-
Download Miniforge installers from github or conda if you prefer conda. For the conda installation you can find instructions here.
-
Initialize conda. Before running conda you must run
conda init
for windows orsource $CONDA_DIR/base/etc/profile.d/conda.sh
on unix like systems, where CONDA_DIR points to the location of the conda install directory. -
Create/Update a conda environment.
- If this is a new environment use:
conda env create -n pysolo-tools -f conda-env.yml
* If the environment already exists because you either created it manually or the above failed to install all packages use:
conda env update -n pysolo-tools -f conda-env.yml
- If the environment was created successfully activate it:
conda activate pysolo-tools
Before running the application the log directory must exist - python logger doesn't create
directories.
mkdir logs
python pysolo_app.py
python pysolo_tracker.py -c path-to-cfg-file
In headless mode the user has the option to specify the number of threads in the thread pool to use for analyzing the ROIs but unfortunately python will not execute more than one thread at a time anyway so what I found was that using multiple threads really doesn't help to speed up the analysis.

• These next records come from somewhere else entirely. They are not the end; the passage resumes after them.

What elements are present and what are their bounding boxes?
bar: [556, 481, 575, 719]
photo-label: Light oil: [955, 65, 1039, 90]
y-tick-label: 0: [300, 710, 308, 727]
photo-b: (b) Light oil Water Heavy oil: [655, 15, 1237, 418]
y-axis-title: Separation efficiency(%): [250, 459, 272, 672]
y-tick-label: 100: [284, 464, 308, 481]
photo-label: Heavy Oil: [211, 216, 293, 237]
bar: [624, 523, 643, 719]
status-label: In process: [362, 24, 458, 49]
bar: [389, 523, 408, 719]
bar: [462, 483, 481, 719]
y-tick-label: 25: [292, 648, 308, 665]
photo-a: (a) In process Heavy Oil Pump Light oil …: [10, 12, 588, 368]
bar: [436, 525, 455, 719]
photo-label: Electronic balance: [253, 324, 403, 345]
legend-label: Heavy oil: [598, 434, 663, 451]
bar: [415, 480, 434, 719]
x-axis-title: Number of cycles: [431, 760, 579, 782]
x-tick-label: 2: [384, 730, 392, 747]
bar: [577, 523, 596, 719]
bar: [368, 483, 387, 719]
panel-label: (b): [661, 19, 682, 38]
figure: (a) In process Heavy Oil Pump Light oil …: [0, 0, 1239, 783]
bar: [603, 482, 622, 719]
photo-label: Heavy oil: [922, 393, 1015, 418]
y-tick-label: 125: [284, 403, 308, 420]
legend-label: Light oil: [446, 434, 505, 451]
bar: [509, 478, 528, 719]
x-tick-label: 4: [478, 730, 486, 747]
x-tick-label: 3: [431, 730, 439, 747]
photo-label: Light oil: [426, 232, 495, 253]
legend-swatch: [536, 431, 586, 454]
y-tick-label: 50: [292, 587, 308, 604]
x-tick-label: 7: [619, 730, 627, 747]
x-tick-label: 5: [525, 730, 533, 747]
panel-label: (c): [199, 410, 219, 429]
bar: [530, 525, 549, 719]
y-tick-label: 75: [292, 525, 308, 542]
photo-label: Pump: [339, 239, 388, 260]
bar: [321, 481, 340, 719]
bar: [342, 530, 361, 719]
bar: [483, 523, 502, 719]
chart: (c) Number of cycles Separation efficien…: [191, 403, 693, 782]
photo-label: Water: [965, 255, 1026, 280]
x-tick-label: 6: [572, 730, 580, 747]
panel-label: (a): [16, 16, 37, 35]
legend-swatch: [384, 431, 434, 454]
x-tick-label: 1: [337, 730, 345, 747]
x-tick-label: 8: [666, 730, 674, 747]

It is possible to analyze multiple frame intervals in parallel by specifying the number of processes, using the '--nprocesses' flag. If multiple frames are analyzed in parallel the results are output in a file, whose name is suffixed with the corresponding interval in seconds. For example if the movie length is 40000s and I want to run 4 processes to analyze the number of crossings in one area, the results will be in:
- 'Monitor01-crossings-0-10000.txt'
- 'Monitor01-crossings-10000-20000.txt'
- 'Monitor01-crossings-20000-30000.txt'
- 'Monitor01-crossings-30000-40000.txt'
The downside with running multiple intervals in parallel is that for each interval the first frame will not generate accurate results and also if you want all results in a single file the sub-result files will have to be concatenated together.